A/B testing, or split testing, is an effective way to compare different versions of notifications head-to-head. You can test variations in wording, timing, frequency, visual elements, audiences, and just about anything else.

It takes a lot of work to set up the technical side of browser notifications, but the user-facing elements still matter. Optimize these notification elements to see which messages get more traction from subscribers:

  • Title: The message title should be short, catchy, and relevant. This is the first thing subscribers see, so make it attention-grabbing. Most push notification services require you to keep this at 60 characters or less.
  • Content: Play with the push notification messaging to see what resonates most with subscribers. Longer messages tend to get truncated based on device and browser, so again, keep the messaging short. It should only be a teaser of what users can expect once they return to your site or web app.
  • URL: This might seem like a small consideration, but adding a URL to the push notification can impact engagement rates. Instead of using a URL shortener, always send URLs directly from your domain to preserve trust.
  • Icons and images: Most push services allow you to attach images to notifications. Use a recognizable icon, like your brand logo, to establish credibility. Some services allow you to attach larger images, which can make the notification more appealing and informative. Work with a graphic designer or marketer to create eye-catching graphics that complement the messaging.

Over time, you’ll learn which elements have the biggest impact on performance and design more effective messages for your users.

Support User Mobility With MagicBell

Person using a smartphone, laptop, and tablet simultaneously
Users use various browsers, platforms, and devices

Developers follow different standards for various browsers, platforms, and devices. That’s great for users, who like switching from desktop to mobile to web. With browser notifications, developers can send notifications across different platforms seamlessly.

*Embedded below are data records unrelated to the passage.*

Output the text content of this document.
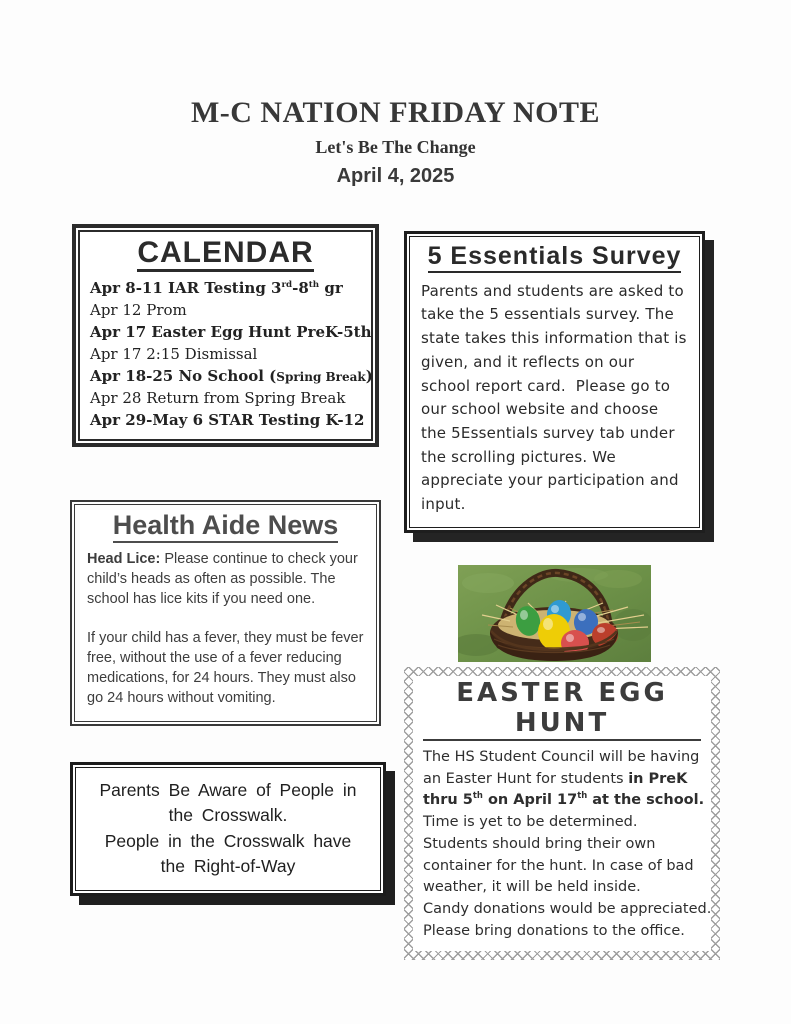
M-C NATION FRIDAY NOTE
Let's Be The Change
April 4, 2025
CALENDAR
Apr 8-11 IAR Testing 3rd-8th gr
Apr 12 Prom
Apr 17 Easter Egg Hunt PreK-5th
Apr 17 2:15 Dismissal
Apr 18-25 No School (Spring Break)
Apr 28 Return from Spring Break
Apr 29-May 6 STAR Testing K-12
5 Essentials Survey
Parents and students are asked to take the 5 essentials survey. The state takes this information that is given, and it reflects on our school report card.  Please go to our school website and choose the 5Essentials survey tab under the scrolling pictures. We appreciate your participation and input.
Health Aide News
Head Lice: Please continue to check your child’s heads as often as possible. The school has lice kits if you need one.
If your child has a fever, they must be fever free, without the use of a fever reducing medications, for 24 hours. They must also go 24 hours without vomiting.	EASTER EGG HUNT
The HS Student Council will be having
an Easter Hunt for students in PreK
thru 5th on April 17th at the school.
Time is yet to be determined.
Students should bring their own
container for the hunt. In case of bad
weather, it will be held inside.
Candy donations would be appreciated.
Please bring donations to the office.
Parents Be Aware of People in
the Crosswalk.
People in the Crosswalk have
the Right-of-Way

Browser notifications are a smart solution to multi-platform communications, but they aren’t perfect. Subscribers can still miss notifications from across different devices. But what if they could access all of their notifications in one place?

The best solution is to integrate an inbox with your applications that:

  • Collates all notifications in one place
  • Updates in real-time, whether notifications go to a user’s browser, app, or desktop
  • Recognizes when users read a notification on another device

This inbox setup normally requires a lot of time and resources, but MagicBell puts the technology into developers’ hands in just a few clicks.

MagicBell's inbox aggregates all user messages and allows users to select the messages they want to receive—all without defining browser settings. Collate browser notifications, emails, SMS, and even Slack messages in one place.

Integrated inboxes are a win-win for both developers and users. See the magic firsthand: Create your free MagicBell account to experience the future of real-time engagement.

Frequently Asked Questions

Can browser notifications work on any operating system?

Browser notifications are cross-platform, which means they work on various operating systems, including Windows, macOS, Linux, and mobile operating systems like iOS and Android.

However, a user’s browser needs to support push notifications, which is where compatibility issues come into play.

How do privacy laws like GDPR and CCPA affect browser notifications?

Privacy laws like GDPR and CCPA have significant implications for browser notifications. Most of these privacy laws require companies to have explicit user consent before sending push notifications.

The laws also require securely storing user data and allowing users to opt out of push notifications.

Can browser notifications be personalized for individual users?

Absolutely! Personalization is a key feature of effective browser notifications. You can tailor notifications to suit individual users by analyzing their behavior, preferences, shopping history, and other data points.

However, it’s important to balance personalization with privacy. Always respect user preferences and data protection laws.